There’s a degree to which every alcohol addiction memoir has to hit the same familiar beats, but Fingscheidt’s adaptation of Amy Liptrot’s story fragments the narrative, interleaving the good and terrible times with drinking with the strides and stumbles of righting her life far from civilization. As her story of confronting addiction plays in jarring flashbacks of so many painful regrets, we can can track where we are in arc of her story — from excesses to rock bottom — through Rona’s changing hair colors and surroundings.

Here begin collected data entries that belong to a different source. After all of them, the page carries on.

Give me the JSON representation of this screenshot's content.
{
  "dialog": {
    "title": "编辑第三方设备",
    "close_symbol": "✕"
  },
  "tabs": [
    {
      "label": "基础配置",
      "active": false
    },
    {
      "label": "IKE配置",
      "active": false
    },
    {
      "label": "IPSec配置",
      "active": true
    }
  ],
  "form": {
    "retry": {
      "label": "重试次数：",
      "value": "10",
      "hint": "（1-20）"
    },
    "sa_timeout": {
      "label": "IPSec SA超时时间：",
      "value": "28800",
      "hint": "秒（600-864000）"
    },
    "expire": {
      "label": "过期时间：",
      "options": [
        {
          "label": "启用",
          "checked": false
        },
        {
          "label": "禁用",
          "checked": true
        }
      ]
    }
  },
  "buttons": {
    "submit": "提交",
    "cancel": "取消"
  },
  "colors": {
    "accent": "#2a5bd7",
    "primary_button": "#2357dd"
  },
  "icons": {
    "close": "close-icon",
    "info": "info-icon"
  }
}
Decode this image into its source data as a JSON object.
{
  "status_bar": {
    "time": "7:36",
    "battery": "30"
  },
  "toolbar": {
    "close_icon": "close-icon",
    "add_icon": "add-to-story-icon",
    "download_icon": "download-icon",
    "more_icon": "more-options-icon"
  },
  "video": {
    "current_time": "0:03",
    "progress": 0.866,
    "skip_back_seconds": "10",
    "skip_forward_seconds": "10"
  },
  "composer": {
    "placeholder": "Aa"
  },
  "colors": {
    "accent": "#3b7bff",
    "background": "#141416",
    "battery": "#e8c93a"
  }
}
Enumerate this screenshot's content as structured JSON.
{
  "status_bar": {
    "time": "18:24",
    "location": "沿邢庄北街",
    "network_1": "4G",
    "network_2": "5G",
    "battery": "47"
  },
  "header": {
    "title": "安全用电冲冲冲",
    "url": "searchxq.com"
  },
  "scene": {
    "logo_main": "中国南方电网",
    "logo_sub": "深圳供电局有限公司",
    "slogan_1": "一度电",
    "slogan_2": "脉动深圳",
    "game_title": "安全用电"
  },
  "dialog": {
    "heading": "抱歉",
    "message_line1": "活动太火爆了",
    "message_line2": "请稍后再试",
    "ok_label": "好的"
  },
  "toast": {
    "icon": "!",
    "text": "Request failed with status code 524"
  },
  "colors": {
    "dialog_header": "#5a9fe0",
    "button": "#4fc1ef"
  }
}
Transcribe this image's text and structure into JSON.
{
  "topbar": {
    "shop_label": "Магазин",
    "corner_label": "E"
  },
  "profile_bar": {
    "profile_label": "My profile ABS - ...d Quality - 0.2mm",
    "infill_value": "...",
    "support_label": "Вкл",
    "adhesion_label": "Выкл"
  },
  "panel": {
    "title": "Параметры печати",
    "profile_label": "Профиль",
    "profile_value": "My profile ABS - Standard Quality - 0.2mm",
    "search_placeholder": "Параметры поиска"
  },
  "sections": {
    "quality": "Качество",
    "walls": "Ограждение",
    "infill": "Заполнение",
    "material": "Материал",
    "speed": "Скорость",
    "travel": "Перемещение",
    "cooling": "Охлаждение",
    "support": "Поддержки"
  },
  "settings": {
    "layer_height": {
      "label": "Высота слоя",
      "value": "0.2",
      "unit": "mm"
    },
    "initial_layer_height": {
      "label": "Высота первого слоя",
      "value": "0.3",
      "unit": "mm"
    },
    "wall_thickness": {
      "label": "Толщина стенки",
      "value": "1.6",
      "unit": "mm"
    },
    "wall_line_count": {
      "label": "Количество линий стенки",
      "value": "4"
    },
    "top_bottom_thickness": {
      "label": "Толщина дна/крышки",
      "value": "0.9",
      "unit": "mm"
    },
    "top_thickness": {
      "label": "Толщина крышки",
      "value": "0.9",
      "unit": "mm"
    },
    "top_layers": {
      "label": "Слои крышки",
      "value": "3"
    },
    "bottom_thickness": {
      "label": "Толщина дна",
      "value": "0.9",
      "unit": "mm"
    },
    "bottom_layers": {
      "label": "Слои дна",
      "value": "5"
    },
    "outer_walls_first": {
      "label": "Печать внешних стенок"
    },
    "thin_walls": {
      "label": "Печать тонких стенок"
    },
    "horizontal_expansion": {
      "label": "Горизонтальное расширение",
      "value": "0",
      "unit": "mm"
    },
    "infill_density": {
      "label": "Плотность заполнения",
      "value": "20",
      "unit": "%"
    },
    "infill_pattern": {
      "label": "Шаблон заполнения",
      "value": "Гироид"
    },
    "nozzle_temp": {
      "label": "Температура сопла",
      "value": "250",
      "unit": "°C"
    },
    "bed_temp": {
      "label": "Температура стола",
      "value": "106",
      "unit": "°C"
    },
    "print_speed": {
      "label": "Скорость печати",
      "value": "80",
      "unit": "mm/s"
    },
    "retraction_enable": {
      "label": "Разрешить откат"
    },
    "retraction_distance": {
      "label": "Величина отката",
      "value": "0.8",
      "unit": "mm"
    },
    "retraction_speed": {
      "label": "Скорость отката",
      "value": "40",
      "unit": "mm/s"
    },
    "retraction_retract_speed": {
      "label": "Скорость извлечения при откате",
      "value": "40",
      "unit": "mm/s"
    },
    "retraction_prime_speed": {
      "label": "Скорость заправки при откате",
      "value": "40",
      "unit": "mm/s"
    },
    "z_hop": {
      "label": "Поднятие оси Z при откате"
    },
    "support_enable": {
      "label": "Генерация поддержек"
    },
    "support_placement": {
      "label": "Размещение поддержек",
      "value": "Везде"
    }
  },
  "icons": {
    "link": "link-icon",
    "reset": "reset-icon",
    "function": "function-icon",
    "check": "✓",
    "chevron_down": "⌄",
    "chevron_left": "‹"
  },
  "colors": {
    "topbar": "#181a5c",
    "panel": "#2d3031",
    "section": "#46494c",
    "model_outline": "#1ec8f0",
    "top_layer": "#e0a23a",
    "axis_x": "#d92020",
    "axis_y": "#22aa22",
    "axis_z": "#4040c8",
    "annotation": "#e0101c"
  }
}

When her initial retreat from rehab to her family’s farm — complete with a combative relationship with a religious mother, a tender bond with a father with his own mental health struggles — in her old hometown proves too much to beat temptation, she flees even further. We come to understand that her temptations aren’t simply compensation for the pressures of her studies, the excesses of the city, or issues with her deeply sympathetic boyfriend. She leaves those all behind for a barely-inhabited island (itself an island of an island of an island) with a storm-battered cottage, a finicky internet connection, and a tiny community of inhabitants become a sanctuary for healing.

There we see her reliving her darkest moments while gingerly stitching herself back together through the routine of quiet days spent working on a conservations project. It’s yet-another showcase for Saoirse Ronan, who holds the whole film in the palm of her trembling hands. She conveys what could have been a melodramatic and rote journey to recovery with steeliness and vulnerability. Encompassing the whole scope of addiction and recovery, she captures the complex and ravaging humanity with subtlety in moments both quiet and on the edges of mania and despair. With its craggy beaches, punishing weather, and breathtaking seascapes, the landscape is filmed stunningly and her tour de force performance is epic enough to match.

Rating: 3.5 out of 5.


A previous version of this review ran when The Outrun played as an official selection of the Premieres Program at the 2024 Sundance Film Festival.